Chiral differential operators on the upper half plane and modular forms

TL;DR

This paper explores the structure of chiral differential operators on the upper half plane, revealing their connection to modular forms and providing a detailed description and character computation of the associated vertex operator algebra.

Contribution

It introduces a new filtration on the vertex operator algebra of chiral differential operators, linking its quotients to modular forms and analyzing its structure under congruence subgroup actions.

Findings

Successive quotients are isomorphic to spaces of modular forms.

The structure of the vertex operator algebra is explicitly described.

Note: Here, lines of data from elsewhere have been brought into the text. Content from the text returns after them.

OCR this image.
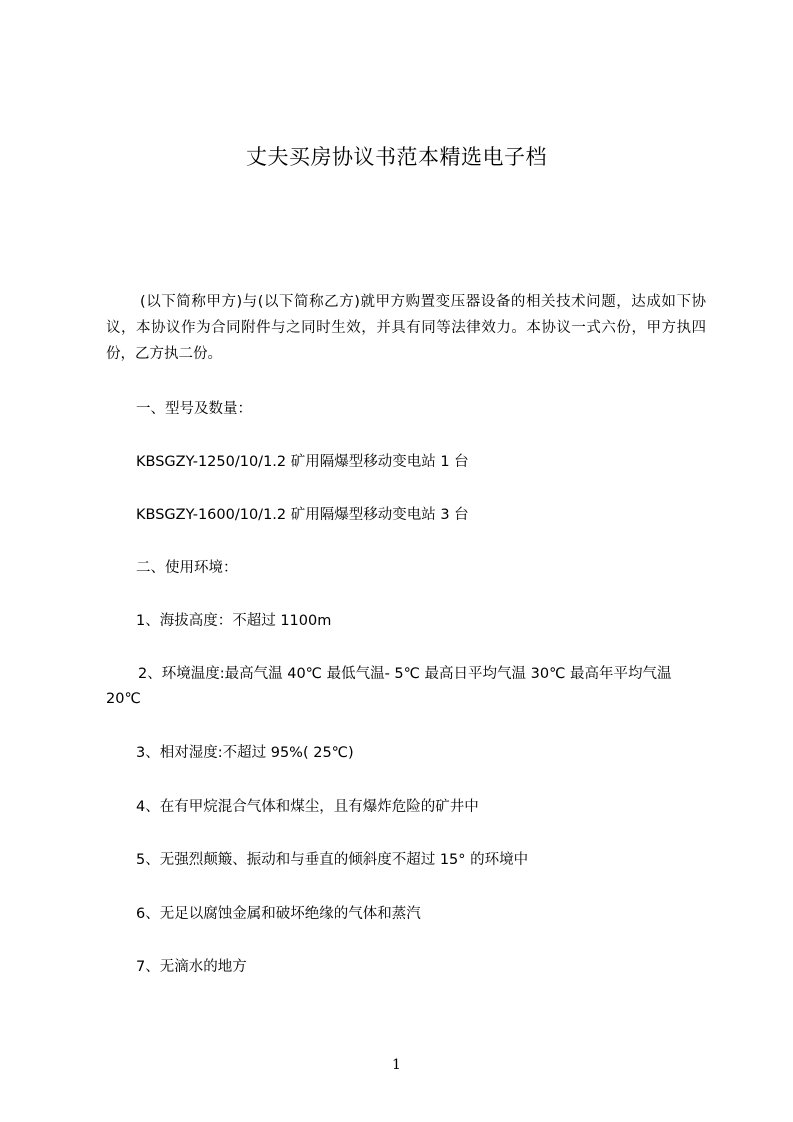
丈夫买房协议书范本精选电子档
(以下简称甲方)与(以下简称乙方)就甲方购置变压器设备的相关技术问题，达成如下协议，本协议作为合同附件与之同时生效，并具有同等法律效力。本协议一式六份，甲方执四份，乙方执二份。
一、型号及数量：
KBSGZY-1250/10/1.2 矿用隔爆型移动变电站 1 台
KBSGZY-1600/10/1.2 矿用隔爆型移动变电站 3 台
二、使用环境：
1、海拔高度：不超过 1100m
2、环境温度:最高气温 40℃ 最低气温- 5℃ 最高日平均气温 30℃ 最高年平均气温 20℃
3、相对湿度:不超过 95%( 25℃)
4、在有甲烷混合气体和煤尘，且有爆炸危险的矿井中
5、无强烈颠簸、振动和与垂直的倾斜度不超过 15° 的环境中
6、无足以腐蚀金属和破坏绝缘的气体和蒸汽
7、无滴水的地方
1
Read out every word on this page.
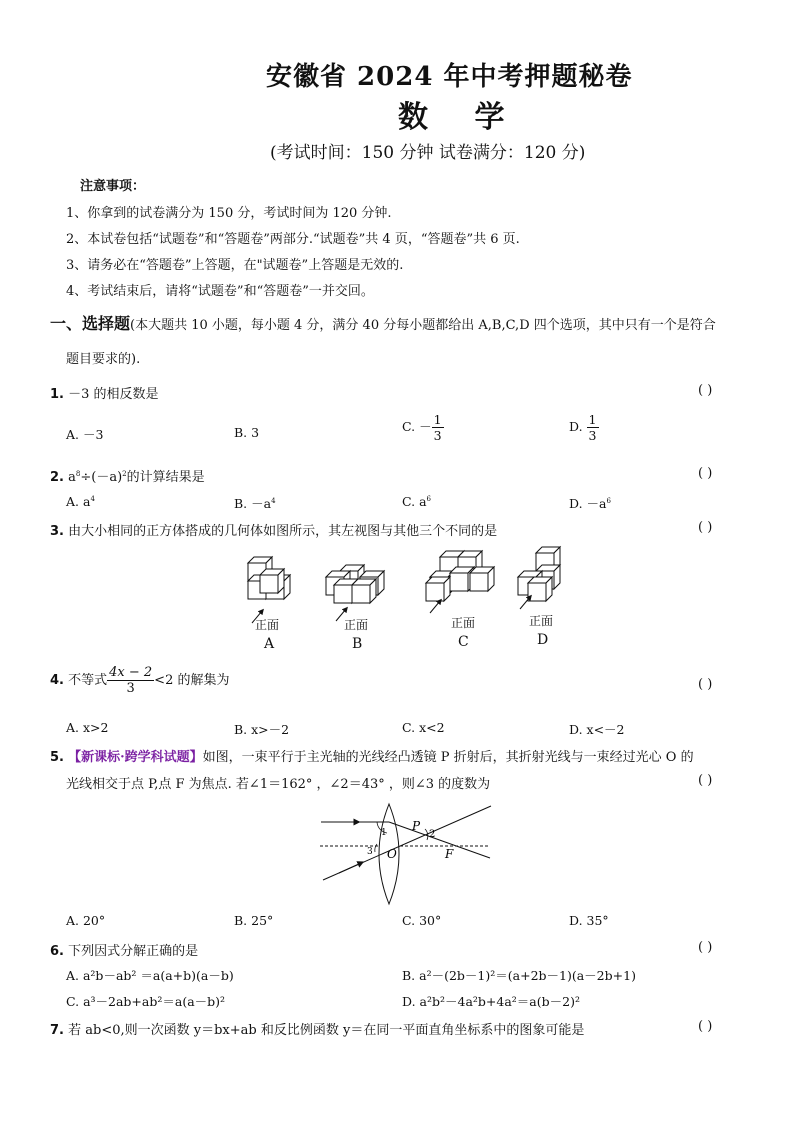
安徽省 2024 年中考押题秘卷
数 学
(考试时间：150 分钟 试卷满分：120 分)
注意事项：
1、你拿到的试卷满分为 150 分，考试时间为 120 分钟.
2、本试卷包括“试题卷”和“答题卷”两部分.“试题卷”共 4 页，“答题卷”共 6 页.
3、请务必在“答题卷”上答题，在"试题卷”上答题是无效的.
4、考试结束后，请将“试题卷”和“答题卷”一并交回。
一、选择题(本大题共 10 小题，每小题 4 分，满分 40 分每小题都给出 A,B,C,D 四个选项，其中只有一个是符合
题目要求的).
1. －3 的相反数是	( )
A. －3	B. 3	C. － $\frac{1}{3}$	D. $\frac{1}{3}$
2. $a^8\div(-a)^2$的计算结果是	( )
A. $a^4$	B. $-a^4$	C. $a^6$	D. $-a^6$
3. 由大小相同的正方体搭成的几何体如图所示，其左视图与其他三个不同的是	( )
正面	正面	正面	正面
A	B	C	D
4. 不等式 $\frac{4x - 2}{3} <2$ 的解集为	( )
A. x>2	B. x>－2	C. x<2	D. x<－2
5. 【新课标·跨学科试题】如图，一束平行于主光轴的光线经凸透镜 P 折射后，其折射光线与一束经过光心 O 的
光线相交于点 P,点 F 为焦点. 若∠1＝162° ，∠2＝43° ，则∠3 的度数为	( )
1	2
3
P
O	F
A. 20°	B. 25°	C. 30°	D. 35°
6. 下列因式分解正确的是	( )
A. a²b－ab² ＝a(a+b)(a－b)	B. a²－(2b－1)²＝(a+2b－1)(a－2b+1)
C. a³－2ab+ab²＝a(a－b)²	D. a²b²－4a²b+4a²＝a(b－2)²
7. 若 ab<0,则一次函数 y＝bx+ab 和反比例函数 y＝在同一平面直角坐标系中的图象可能是	( )
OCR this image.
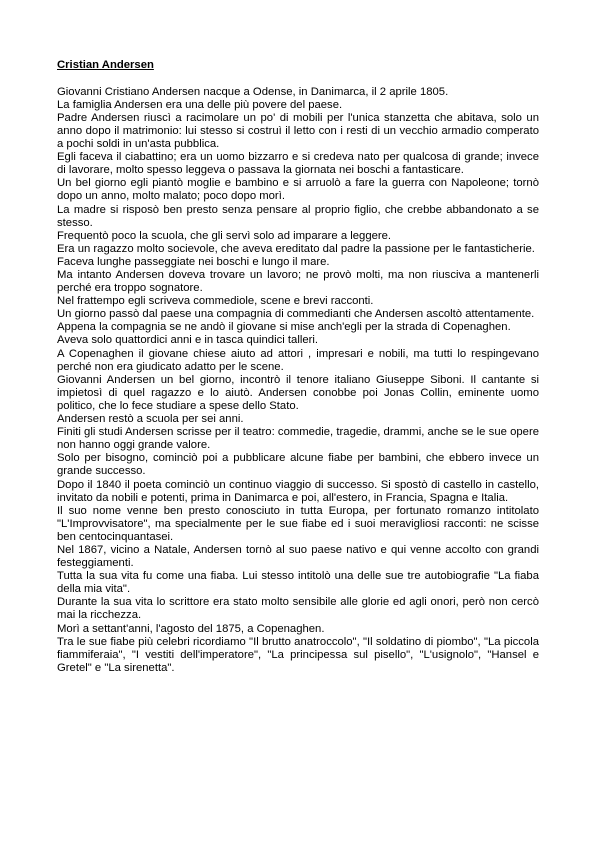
Cristian Andersen

Giovanni Cristiano Andersen nacque a Odense, in Danimarca, il 2 aprile 1805.

La famiglia Andersen era una delle più povere del paese.

Padre Andersen riuscì a racimolare un po' di mobili per l'unica stanzetta che abitava, solo un anno dopo il matrimonio: lui stesso si costruì il letto con i resti di un vecchio armadio comperato a pochi soldi in un'asta pubblica.

Egli faceva il ciabattino; era un uomo bizzarro e si credeva nato per qualcosa di grande; invece di lavorare, molto spesso leggeva o passava la giornata nei boschi a fantasticare.

Un bel giorno egli piantò moglie e bambino e si arruolò a fare la guerra con Napoleone; tornò dopo un anno, molto malato; poco dopo morì.

La madre si risposò ben presto senza pensare al proprio figlio, che crebbe abbandonato a se stesso.

Frequentò poco la scuola, che gli servì solo ad imparare a leggere.

Era un ragazzo molto socievole, che aveva ereditato dal padre la passione per le fantasticherie.

Faceva lunghe passeggiate nei boschi e lungo il mare.

Ma intanto Andersen doveva trovare un lavoro; ne provò molti, ma non riusciva a mantenerli perché era troppo sognatore.

Nel frattempo egli scriveva commediole, scene e brevi racconti.

Un giorno passò dal paese una compagnia di commedianti che Andersen ascoltò attentamente.

Appena la compagnia se ne andò il giovane si mise anch'egli per la strada di Copenaghen.

Aveva solo quattordici anni e in tasca quindici talleri.

A Copenaghen il giovane chiese aiuto ad attori , impresari e nobili, ma tutti lo respingevano perché non era giudicato adatto per le scene.

Giovanni Andersen un bel giorno, incontrò il tenore italiano Giuseppe Siboni. Il cantante si impietosì di quel ragazzo e lo aiutò. Andersen conobbe poi Jonas Collin, eminente uomo politico, che lo fece studiare a spese dello Stato.

Andersen restò a scuola per sei anni.

Finiti gli studi Andersen scrisse per il teatro: commedie, tragedie, drammi, anche se le sue opere non hanno oggi grande valore.

Solo per bisogno, cominciò poi a pubblicare alcune fiabe per bambini, che ebbero invece un grande successo.

Dopo il 1840 il poeta cominciò un continuo viaggio di successo. Si spostò di castello in castello, invitato da nobili e potenti, prima in Danimarca e poi, all'estero, in Francia, Spagna e Italia.

Il suo nome venne ben presto conosciuto in tutta Europa, per fortunato romanzo intitolato "L'Improvvisatore", ma specialmente per le sue fiabe ed i suoi meravigliosi racconti: ne scisse ben centocinquantasei.

Nel 1867, vicino a Natale, Andersen tornò al suo paese nativo e qui venne accolto con grandi festeggiamenti.

Tutta la sua vita fu come una fiaba. Lui stesso intitolò una delle sue tre autobiografie "La fiaba della mia vita".

Durante la sua vita lo scrittore era stato molto sensibile alle glorie ed agli onori, però non cercò mai la ricchezza.

Morì a settant'anni, l'agosto del 1875, a Copenaghen.

Tra le sue fiabe più celebri ricordiamo "Il brutto anatroccolo", "Il soldatino di piombo", "La piccola fiammiferaia", "I vestiti dell'imperatore", "La principessa sul pisello", "L'usignolo", "Hansel e Gretel" e "La sirenetta".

Character of the algebra is computed.

Abstract

In this paper we study the vertex operator algebra $\mathscr D^{\text{ch}}(\mathbb H,\Gamma)$ constructed from the fixed points of the chiral differential operators on the upper half plane which is holomorphic at all the cusps, under the action of the congruence subgroup $\Gamma$. To this end, we introduce an $SL(2,\mathbb R)$-invariant filtration labeled by partition pairs and study its successive quotient. We show that the successive quotient under the cuspidal condition is isomorphic to the space of modular forms. And we also give a description of the structure of $\mathscr D^{\text{ch}}(\mathbb H,\Gamma)$ and compute its character.